Sì, indubbiamente: c’è una questione calabrese da evidenziare e capire, da rappresentare e risolvere. Emigrare deve essere una libera scelta, non un obbligo causato dalla prevaricazione, dalla mancanza di opportunità e servizi e dalla diffusa repulsione per la meritocrazia. In Parlamento credo di essere stata la più convinta sostenitrice di quella che lei chiama «questione calabrese». Per questo il presidente Mario Draghi mi ha scelto come sottosegretaria e il presidente Sergio Mattarella mi ha conferito l’incarico. Prima avevo svolto un’intensa attività parlamentare di denuncia e di proposta. Mi ero molto occupata di sanità, legalità, trasparenza nelle amministrazioni pubbliche e lotta alla criminalità organizzata. Avevo denunciato abusi, condizionamenti e contraddizioni riguardo all’esercizio dei poteri pubblici.
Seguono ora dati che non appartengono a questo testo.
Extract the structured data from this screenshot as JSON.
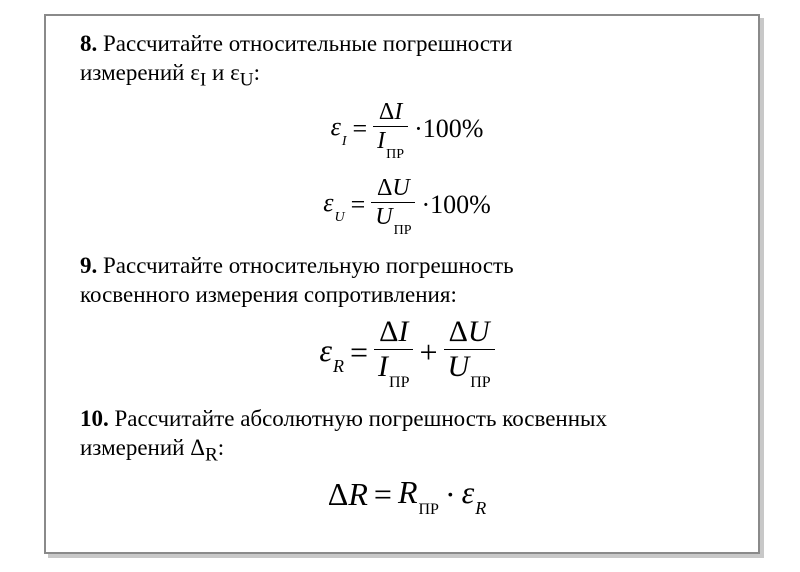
{
  "page": {
    "background": "#ffffff",
    "border_color": "#8a8a8a",
    "shadow_color": "#c8c8c8",
    "text_color": "#000000",
    "font_family": "Times New Roman",
    "base_fontsize_pt": 17
  },
  "item8": {
    "number": "8.",
    "text_line1": " Рассчитайте относительные погрешности",
    "text_line2_prefix": "измерений ε",
    "text_line2_sub1": "I",
    "text_line2_mid": " и ε",
    "text_line2_sub2": "U",
    "text_line2_suffix": ":",
    "formula1": {
      "lhs_symbol": "ε",
      "lhs_sub": "I",
      "eq": "=",
      "num_prefix": "Δ",
      "num_var": "I",
      "den_var": "I",
      "den_sub": "ПР",
      "mult": "·100%"
    },
    "formula2": {
      "lhs_symbol": "ε",
      "lhs_sub": "U",
      "eq": "=",
      "num_prefix": "Δ",
      "num_var": "U",
      "den_var": "U",
      "den_sub": "ПР",
      "mult": "·100%"
    }
  },
  "item9": {
    "number": "9.",
    "text_line1": " Рассчитайте относительную погрешность",
    "text_line2": "косвенного измерения сопротивления:",
    "formula": {
      "lhs_symbol": "ε",
      "lhs_sub": "R",
      "eq": "=",
      "t1_num_prefix": "Δ",
      "t1_num_var": "I",
      "t1_den_var": "I",
      "t1_den_sub": "ПР",
      "plus": "+",
      "t2_num_prefix": "Δ",
      "t2_num_var": "U",
      "t2_den_var": "U",
      "t2_den_sub": "ПР"
    }
  },
  "item10": {
    "number": "10.",
    "text_line1": " Рассчитайте абсолютную погрешность косвенных",
    "text_line2_prefix": "измерений Δ",
    "text_line2_sub": "R",
    "text_line2_suffix": ":",
    "formula": {
      "lhs_prefix": "Δ",
      "lhs_var": "R",
      "eq": "=",
      "r_var": "R",
      "r_sub": "ПР",
      "dot": "·",
      "eps": "ε",
      "eps_sub": "R"
    }
  }
}
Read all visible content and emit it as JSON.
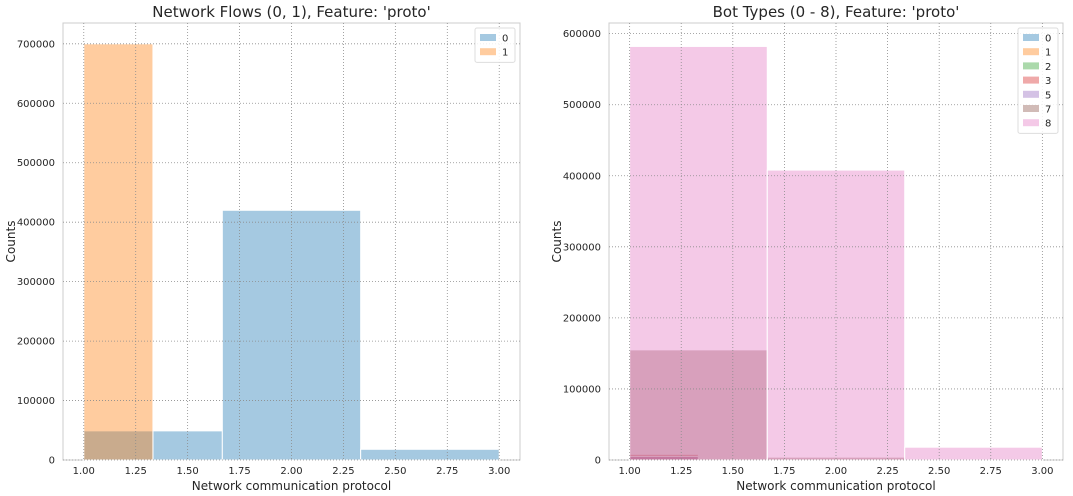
{
  "chart_data": [
    {
      "type": "bar",
      "title": "Network Flows (0, 1), Feature: 'proto'",
      "xlabel": "Network communication protocol",
      "ylabel": "Counts",
      "xlim": [
        0.9,
        3.1
      ],
      "ylim": [
        0,
        735000
      ],
      "xticks": [
        1.0,
        1.25,
        1.5,
        1.75,
        2.0,
        2.25,
        2.5,
        2.75,
        3.0
      ],
      "xtick_labels": [
        "1.00",
        "1.25",
        "1.50",
        "1.75",
        "2.00",
        "2.25",
        "2.50",
        "2.75",
        "3.00"
      ],
      "yticks": [
        0,
        100000,
        200000,
        300000,
        400000,
        500000,
        600000,
        700000
      ],
      "ytick_labels": [
        "0",
        "100000",
        "200000",
        "300000",
        "400000",
        "500000",
        "600000",
        "700000"
      ],
      "grid": true,
      "legend_position": "top-right",
      "bin_edges": [
        1.0,
        1.333,
        1.667,
        2.333,
        3.0
      ],
      "series": [
        {
          "name": "0",
          "color": "#1f77b4",
          "bins": [
            [
              1.0,
              1.333,
              49000
            ],
            [
              1.333,
              1.667,
              49000
            ],
            [
              1.667,
              2.333,
              420000
            ],
            [
              2.333,
              3.0,
              18000
            ]
          ]
        },
        {
          "name": "1",
          "color": "#ff7f0e",
          "bins": [
            [
              1.0,
              1.333,
              700000
            ]
          ]
        }
      ]
    },
    {
      "type": "bar",
      "title": "Bot Types (0 - 8), Feature: 'proto'",
      "xlabel": "Network communication protocol",
      "ylabel": "Counts",
      "xlim": [
        0.9,
        3.1
      ],
      "ylim": [
        0,
        615000
      ],
      "xticks": [
        1.0,
        1.25,
        1.5,
        1.75,
        2.0,
        2.25,
        2.5,
        2.75,
        3.0
      ],
      "xtick_labels": [
        "1.00",
        "1.25",
        "1.50",
        "1.75",
        "2.00",
        "2.25",
        "2.50",
        "2.75",
        "3.00"
      ],
      "yticks": [
        0,
        100000,
        200000,
        300000,
        400000,
        500000,
        600000
      ],
      "ytick_labels": [
        "0",
        "100000",
        "200000",
        "300000",
        "400000",
        "500000",
        "600000"
      ],
      "grid": true,
      "legend_position": "top-right",
      "series": [
        {
          "name": "0",
          "color": "#1f77b4",
          "bins": []
        },
        {
          "name": "1",
          "color": "#ff7f0e",
          "bins": []
        },
        {
          "name": "2",
          "color": "#2ca02c",
          "bins": []
        },
        {
          "name": "3",
          "color": "#d62728",
          "bins": [
            [
              1.0,
              1.333,
              8000
            ]
          ]
        },
        {
          "name": "5",
          "color": "#9467bd",
          "bins": [
            [
              1.0,
              1.333,
              5000
            ]
          ]
        },
        {
          "name": "7",
          "color": "#8c564b",
          "bins": [
            [
              1.0,
              1.667,
              155000
            ],
            [
              1.667,
              2.333,
              4000
            ]
          ]
        },
        {
          "name": "8",
          "color": "#e377c2",
          "bins": [
            [
              1.0,
              1.667,
              582000
            ],
            [
              1.667,
              2.333,
              408000
            ],
            [
              2.333,
              3.0,
              18000
            ]
          ]
        }
      ]
    }
  ]
}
Tra l’altro, avevo presentato una proposta legislativa per dare più soldi alla sanità calabrese, sul presupposto che il criterio vigente di ripartizione del Fondo sanitario penalizza la nostra terra e in parte determina l’emigrazione sanitaria da 300 milioni all’anno, la quale comporta anche costi elevati per le famiglie che ricorrono ai cosiddetti viaggi della speranza. Avevo anche presentato una buona legge regionale, di iniziativa popolare, per ridurre le aziende del Servizio sanitario calabrese. Se fosse stata approvata anche con integrazioni e miglioramenti, oggi avremmo abbattuto gli sprechi e avuto meno difficoltà, in Calabria, nella gestione del personale sanitario e dei bilanci delle aziende pubbliche della salute, che continuano ad essere un grosso problema.
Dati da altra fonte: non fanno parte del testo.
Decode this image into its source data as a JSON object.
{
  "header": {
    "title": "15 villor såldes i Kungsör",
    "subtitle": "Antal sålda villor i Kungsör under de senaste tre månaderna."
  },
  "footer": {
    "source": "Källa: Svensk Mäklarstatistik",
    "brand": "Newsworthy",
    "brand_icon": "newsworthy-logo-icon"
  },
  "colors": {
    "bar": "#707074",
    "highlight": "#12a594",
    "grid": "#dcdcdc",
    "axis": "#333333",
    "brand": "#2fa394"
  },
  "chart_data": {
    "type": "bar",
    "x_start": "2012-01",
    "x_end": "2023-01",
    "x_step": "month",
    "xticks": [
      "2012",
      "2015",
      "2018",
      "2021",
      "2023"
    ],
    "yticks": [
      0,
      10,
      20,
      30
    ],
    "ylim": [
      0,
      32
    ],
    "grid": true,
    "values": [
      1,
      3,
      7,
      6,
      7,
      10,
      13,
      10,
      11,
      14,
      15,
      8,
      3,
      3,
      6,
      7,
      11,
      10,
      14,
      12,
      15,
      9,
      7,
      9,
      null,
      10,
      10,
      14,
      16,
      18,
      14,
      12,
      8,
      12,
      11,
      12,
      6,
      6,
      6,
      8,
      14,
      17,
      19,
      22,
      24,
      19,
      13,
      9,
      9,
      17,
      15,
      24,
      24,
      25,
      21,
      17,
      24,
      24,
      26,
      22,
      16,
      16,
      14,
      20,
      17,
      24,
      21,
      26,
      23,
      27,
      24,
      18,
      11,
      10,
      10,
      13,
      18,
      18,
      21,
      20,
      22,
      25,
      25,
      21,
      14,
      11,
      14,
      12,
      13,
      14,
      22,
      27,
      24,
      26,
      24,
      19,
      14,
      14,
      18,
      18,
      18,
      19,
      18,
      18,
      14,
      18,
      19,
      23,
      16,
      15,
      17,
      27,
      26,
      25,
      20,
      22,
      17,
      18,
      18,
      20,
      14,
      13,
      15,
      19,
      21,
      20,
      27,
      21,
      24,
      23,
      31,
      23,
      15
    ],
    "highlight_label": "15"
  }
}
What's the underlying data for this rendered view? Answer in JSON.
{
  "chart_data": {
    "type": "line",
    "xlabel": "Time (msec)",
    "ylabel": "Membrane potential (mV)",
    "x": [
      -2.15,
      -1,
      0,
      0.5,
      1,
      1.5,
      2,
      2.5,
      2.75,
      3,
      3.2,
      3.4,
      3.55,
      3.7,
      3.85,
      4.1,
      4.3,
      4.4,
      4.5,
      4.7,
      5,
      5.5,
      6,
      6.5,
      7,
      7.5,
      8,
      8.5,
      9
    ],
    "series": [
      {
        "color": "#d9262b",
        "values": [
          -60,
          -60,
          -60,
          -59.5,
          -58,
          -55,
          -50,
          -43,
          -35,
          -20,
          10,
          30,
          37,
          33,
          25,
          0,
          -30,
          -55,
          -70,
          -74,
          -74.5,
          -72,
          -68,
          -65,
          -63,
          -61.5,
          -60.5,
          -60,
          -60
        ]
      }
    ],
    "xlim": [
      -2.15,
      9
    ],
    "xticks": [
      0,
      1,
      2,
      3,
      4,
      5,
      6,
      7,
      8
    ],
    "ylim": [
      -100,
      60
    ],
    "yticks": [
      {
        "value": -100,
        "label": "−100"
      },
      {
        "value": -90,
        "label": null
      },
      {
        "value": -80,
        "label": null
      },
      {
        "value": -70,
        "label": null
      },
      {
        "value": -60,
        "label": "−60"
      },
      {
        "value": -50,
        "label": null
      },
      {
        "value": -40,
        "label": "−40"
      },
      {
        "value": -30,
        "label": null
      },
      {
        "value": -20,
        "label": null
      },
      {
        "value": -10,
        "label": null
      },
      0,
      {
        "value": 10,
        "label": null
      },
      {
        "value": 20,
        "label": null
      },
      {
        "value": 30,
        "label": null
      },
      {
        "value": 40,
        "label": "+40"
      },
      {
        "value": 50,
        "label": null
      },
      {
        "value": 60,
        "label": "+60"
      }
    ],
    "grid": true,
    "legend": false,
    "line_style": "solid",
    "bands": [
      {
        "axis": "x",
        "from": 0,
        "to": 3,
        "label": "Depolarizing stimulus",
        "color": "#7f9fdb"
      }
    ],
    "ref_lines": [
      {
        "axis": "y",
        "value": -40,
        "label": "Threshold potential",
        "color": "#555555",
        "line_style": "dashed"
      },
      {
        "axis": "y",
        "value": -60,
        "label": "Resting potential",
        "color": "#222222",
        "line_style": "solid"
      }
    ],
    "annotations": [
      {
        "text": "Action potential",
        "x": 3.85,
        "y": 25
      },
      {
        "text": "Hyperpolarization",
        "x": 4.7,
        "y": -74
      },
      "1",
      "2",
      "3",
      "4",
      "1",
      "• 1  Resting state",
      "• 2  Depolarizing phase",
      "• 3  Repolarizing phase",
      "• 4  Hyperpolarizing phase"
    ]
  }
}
Criminalità, legalità, equilibrio tra i poteri dello Stato. Qual è oggi il livello della lotta alla ’ndrangheta e come si può intervenire, al di là della mera repressione?
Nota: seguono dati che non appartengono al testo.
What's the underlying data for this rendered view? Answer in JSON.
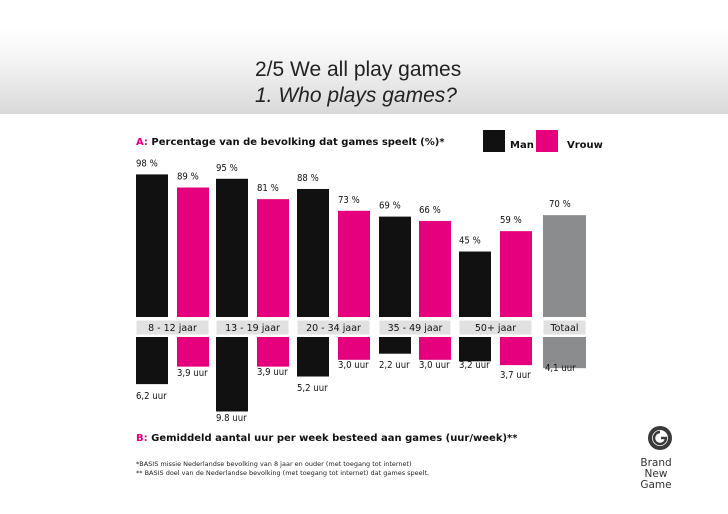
{
  "slide": {
    "title_line1": "2/5 We all play games",
    "title_line2": "1. Who plays games?"
  },
  "legend": [
    {
      "name": "Man",
      "color": "#111111"
    },
    {
      "name": "Vrouw",
      "color": "#e6007e"
    }
  ],
  "colors": {
    "man": "#111111",
    "vrouw": "#e6007e",
    "total": "#8a8c8e"
  },
  "chart_data": {
    "type": "bar",
    "panel_a": {
      "prefix": "A:",
      "title": "Percentage van de bevolking dat games speelt (%)*",
      "unit": "%",
      "categories": [
        "8 - 12 jaar",
        "13 - 19 jaar",
        "20 - 34 jaar",
        "35 - 49 jaar",
        "50+ jaar",
        "Totaal"
      ],
      "series": [
        {
          "name": "Man",
          "values": [
            98,
            95,
            88,
            69,
            45,
            null
          ]
        },
        {
          "name": "Vrouw",
          "values": [
            89,
            81,
            73,
            66,
            59,
            null
          ]
        },
        {
          "name": "Totaal",
          "values": [
            null,
            null,
            null,
            null,
            null,
            70
          ]
        }
      ],
      "labels": {
        "Man": [
          "98 %",
          "95 %",
          "88 %",
          "69 %",
          "45 %",
          null
        ],
        "Vrouw": [
          "89 %",
          "81 %",
          "73 %",
          "66 %",
          "59 %",
          null
        ],
        "Totaal": [
          null,
          null,
          null,
          null,
          null,
          "70 %"
        ]
      }
    },
    "panel_b": {
      "prefix": "B:",
      "title": "Gemiddeld aantal uur per week besteed aan games (uur/week)**",
      "unit": "uur",
      "categories": [
        "8 - 12 jaar",
        "13 - 19 jaar",
        "20 - 34 jaar",
        "35 - 49 jaar",
        "50+ jaar",
        "Totaal"
      ],
      "series": [
        {
          "name": "Man",
          "values": [
            6.2,
            9.8,
            5.2,
            2.2,
            3.2,
            null
          ]
        },
        {
          "name": "Vrouw",
          "values": [
            3.9,
            3.9,
            3.0,
            3.0,
            3.7,
            null
          ]
        },
        {
          "name": "Totaal",
          "values": [
            null,
            null,
            null,
            null,
            null,
            4.1
          ]
        }
      ],
      "labels": {
        "Man": [
          "6,2 uur",
          "9.8 uur",
          "5,2 uur",
          "2,2 uur",
          "3,2 uur",
          null
        ],
        "Vrouw": [
          "3,9 uur",
          "3,9 uur",
          "3,0 uur",
          "3,0 uur",
          "3,7 uur",
          null
        ],
        "Totaal": [
          null,
          null,
          null,
          null,
          null,
          "4,1 uur"
        ]
      }
    }
  },
  "footnotes": [
    "*BASIS missie Nederlandse bevolking van 8 jaar en ouder (met toegang tot internet)",
    "** BASIS doel van de Nederlandse bevolking (met toegang tot internet) dat games speelt."
  ],
  "logo": {
    "icon": "brand-new-game-logo-icon",
    "line1": "Brand",
    "line2": "New",
    "line3": "Game"
  }
}
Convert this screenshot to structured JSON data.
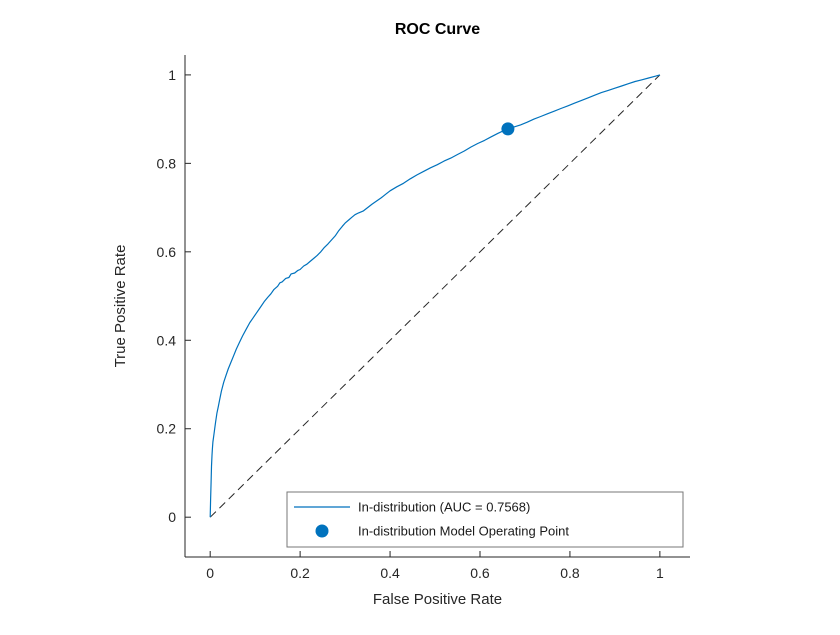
{
  "figure": {
    "title": "ROC Curve"
  },
  "chart_data": {
    "type": "line",
    "title": "ROC Curve",
    "xlabel": "False Positive Rate",
    "ylabel": "True Positive Rate",
    "xlim": [
      -0.056,
      1.067
    ],
    "ylim": [
      -0.09,
      1.045
    ],
    "xticks": [
      0,
      0.2,
      0.4,
      0.6,
      0.8,
      1
    ],
    "xtick_labels": [
      "0",
      "0.2",
      "0.4",
      "0.6",
      "0.8",
      "1"
    ],
    "yticks": [
      0,
      0.2,
      0.4,
      0.6,
      0.8,
      1
    ],
    "ytick_labels": [
      "0",
      "0.2",
      "0.4",
      "0.6",
      "0.8",
      "1"
    ],
    "grid": false,
    "background": "#ffffff",
    "axis_color": "#262626",
    "series": [
      {
        "id": "in-distribution-roc",
        "name": "In-distribution (AUC = 0.7568)",
        "type": "line",
        "color": "#0072BD",
        "width": 1.2,
        "auc": 0.7568,
        "points": [
          [
            0,
            0
          ],
          [
            0.001,
            0.04
          ],
          [
            0.002,
            0.08
          ],
          [
            0.003,
            0.115
          ],
          [
            0.004,
            0.14
          ],
          [
            0.005,
            0.155
          ],
          [
            0.006,
            0.17
          ],
          [
            0.008,
            0.185
          ],
          [
            0.01,
            0.2
          ],
          [
            0.012,
            0.215
          ],
          [
            0.015,
            0.235
          ],
          [
            0.018,
            0.25
          ],
          [
            0.021,
            0.265
          ],
          [
            0.025,
            0.285
          ],
          [
            0.03,
            0.305
          ],
          [
            0.035,
            0.32
          ],
          [
            0.04,
            0.335
          ],
          [
            0.046,
            0.35
          ],
          [
            0.052,
            0.365
          ],
          [
            0.058,
            0.38
          ],
          [
            0.065,
            0.395
          ],
          [
            0.072,
            0.41
          ],
          [
            0.08,
            0.425
          ],
          [
            0.088,
            0.44
          ],
          [
            0.095,
            0.45
          ],
          [
            0.103,
            0.462
          ],
          [
            0.112,
            0.475
          ],
          [
            0.12,
            0.487
          ],
          [
            0.128,
            0.497
          ],
          [
            0.135,
            0.505
          ],
          [
            0.142,
            0.515
          ],
          [
            0.15,
            0.522
          ],
          [
            0.155,
            0.53
          ],
          [
            0.16,
            0.532
          ],
          [
            0.168,
            0.54
          ],
          [
            0.175,
            0.542
          ],
          [
            0.18,
            0.55
          ],
          [
            0.188,
            0.552
          ],
          [
            0.195,
            0.558
          ],
          [
            0.2,
            0.56
          ],
          [
            0.208,
            0.568
          ],
          [
            0.215,
            0.572
          ],
          [
            0.222,
            0.578
          ],
          [
            0.23,
            0.585
          ],
          [
            0.238,
            0.592
          ],
          [
            0.246,
            0.6
          ],
          [
            0.254,
            0.61
          ],
          [
            0.262,
            0.618
          ],
          [
            0.27,
            0.627
          ],
          [
            0.278,
            0.636
          ],
          [
            0.286,
            0.648
          ],
          [
            0.294,
            0.658
          ],
          [
            0.3,
            0.665
          ],
          [
            0.308,
            0.672
          ],
          [
            0.315,
            0.678
          ],
          [
            0.322,
            0.684
          ],
          [
            0.33,
            0.688
          ],
          [
            0.34,
            0.692
          ],
          [
            0.35,
            0.7
          ],
          [
            0.36,
            0.708
          ],
          [
            0.37,
            0.715
          ],
          [
            0.38,
            0.722
          ],
          [
            0.39,
            0.73
          ],
          [
            0.4,
            0.738
          ],
          [
            0.415,
            0.747
          ],
          [
            0.43,
            0.755
          ],
          [
            0.445,
            0.765
          ],
          [
            0.46,
            0.774
          ],
          [
            0.475,
            0.782
          ],
          [
            0.49,
            0.79
          ],
          [
            0.505,
            0.797
          ],
          [
            0.52,
            0.805
          ],
          [
            0.535,
            0.812
          ],
          [
            0.55,
            0.82
          ],
          [
            0.565,
            0.828
          ],
          [
            0.58,
            0.837
          ],
          [
            0.595,
            0.845
          ],
          [
            0.61,
            0.852
          ],
          [
            0.625,
            0.86
          ],
          [
            0.64,
            0.868
          ],
          [
            0.655,
            0.875
          ],
          [
            0.662,
            0.878
          ],
          [
            0.675,
            0.882
          ],
          [
            0.69,
            0.887
          ],
          [
            0.705,
            0.893
          ],
          [
            0.72,
            0.9
          ],
          [
            0.735,
            0.906
          ],
          [
            0.75,
            0.912
          ],
          [
            0.765,
            0.918
          ],
          [
            0.78,
            0.924
          ],
          [
            0.795,
            0.93
          ],
          [
            0.81,
            0.936
          ],
          [
            0.825,
            0.942
          ],
          [
            0.84,
            0.948
          ],
          [
            0.855,
            0.954
          ],
          [
            0.87,
            0.96
          ],
          [
            0.885,
            0.965
          ],
          [
            0.9,
            0.97
          ],
          [
            0.915,
            0.975
          ],
          [
            0.93,
            0.98
          ],
          [
            0.945,
            0.985
          ],
          [
            0.96,
            0.989
          ],
          [
            0.975,
            0.993
          ],
          [
            0.99,
            0.997
          ],
          [
            1,
            1
          ]
        ]
      },
      {
        "id": "operating-point",
        "name": "In-distribution Model Operating Point",
        "type": "scatter",
        "color": "#0072BD",
        "marker_radius": 6.5,
        "points": [
          [
            0.662,
            0.878
          ]
        ]
      },
      {
        "id": "chance-diagonal",
        "type": "dashed-line",
        "color": "#262626",
        "width": 1,
        "points": [
          [
            0,
            0
          ],
          [
            1,
            1
          ]
        ]
      }
    ],
    "legend": {
      "position": "inside-bottom",
      "items": [
        {
          "label": "In-distribution (AUC = 0.7568)",
          "marker": "line"
        },
        {
          "label": "In-distribution Model Operating Point",
          "marker": "dot"
        }
      ]
    }
  }
}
Grazie alla, come la chiamo io, “riapertura delle Procure”, la lotta alla ’ndrangheta sta avendo evidenti successi. Tuttavia, c’è anche bisogno di interventi culturali. Nella precedente legislatura proposi una legge per portare l’antimafia nelle scuole. È indispensabile alimentare consapevolezza e coscienza sul tema. La lotta alla ’ndrangheta non si fa con gli slogan, ma si conduce con leggi di prevenzione e con leggi di repressione. Mi consenta, infine, un cenno ad un’altra mia proposta di legge, scritta per dare seguito al lavoro prezioso del presidente del Tribunale dei minorenni di Reggio Calabria, Roberto Di Bella, e delle associazioni antimafia. La proposta si chiama «Liberi di scegliere» e mira a garantire una rete di protezione sociale e psicologica ai minori nati in famiglie legate ai contesti mafiosi. E, a proposito di minori, vorrei ricordare l’attività di tutela che ho a lungo svolto per i bambini e i ragazzi calabresi. Ci sono parlamentari che non hanno mai avuto rapporti con il Garante regionale per l’infanzia e l’adolescenza. Io, può confermarlo Antonio Marziale, che ha ricoperto il ruolo per anni, sono stata al riguardo presente; intanto nel territorio.

Quali sono, dal suo punto di vista, gli elementi che distinguono il progetto politico di Impegno Civico, anche in rapporto al territorio e ai bisogni della Calabria?

Maturità politica, serietà, credibilità, capacità, competenze, storia di impegno civico e politico profondo, risultati conseguiti. Gli elettori sono molto più in gamba di quanto non si possa pensare. Chi vive e vede la realtà, in genere non perde tempo a sproloquiare e inveire sui social.